Vamos sediar no Rio de Janeiro no próximo mês de julho, entre os dias 23 e 28, a 38ª Jornada Mundial da Juventude, evento criado pelo Papa João Paulo II e destinado a reunir jovens do mundo todo. Com a presença do Papa Francisco em sua primeira viagem ao exterior, espera-se que nossa antiga capital receba perto de 2 milhões de pessoas.
Um pouco antes, a partir de 15 de junho, começa no país a Copa das Confederações, competição patrocinada pela FIFA, que precede a Copa do Mundo de futebol e serve para a realização dos ajustes finais nas instalações de suporte antes do grande torneio de 2014. Já em 2016 o Rio será palco, pela primeira vez na América do Sul, do maior evento esportivo do mundo depois da Copa, as Olimpíadas.
São eventos de excepcional importância para o turismo brasileiro, e a questão que se coloca é a seguinte: estamos preparados para receber (bem) todos os visitantes que demandarão nosso País? Hotelaria, segurança, limpeza pública, facilidades para a mobilização urbana (transporte) e, principalmente, informações, são pontos estratégicos de um programa destinado a recepcionar os visitantes, procurando orientá-los, encantá-los e atraí-los para um retorno.

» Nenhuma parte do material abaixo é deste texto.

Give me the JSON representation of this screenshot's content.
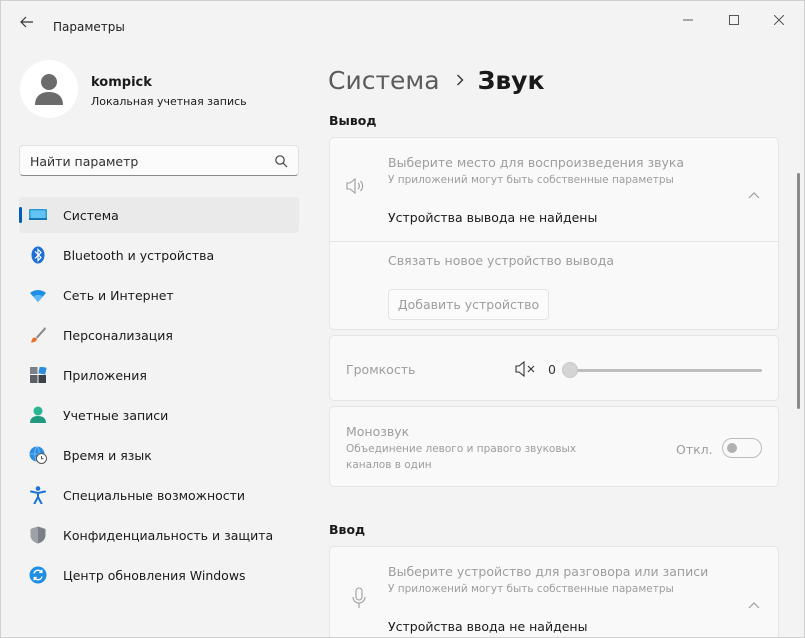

Nossa participação no mundo dos negócios turísticos é pouco significativa e precisa aumentar. Recebemos, nos últimos anos, uma média de 5 milhões de turistas (o mundo registra quase 1 bilhão de chegadas), cuja atração resume-se ao Carnaval, praias e um ‘pouquinho’ de floresta amazônica. Cultura, história, arte, são exceções. Os otimistas gostam de alardear que São Paulo, a capital, é um movimentado centro do turismo de negócios. Pode ser.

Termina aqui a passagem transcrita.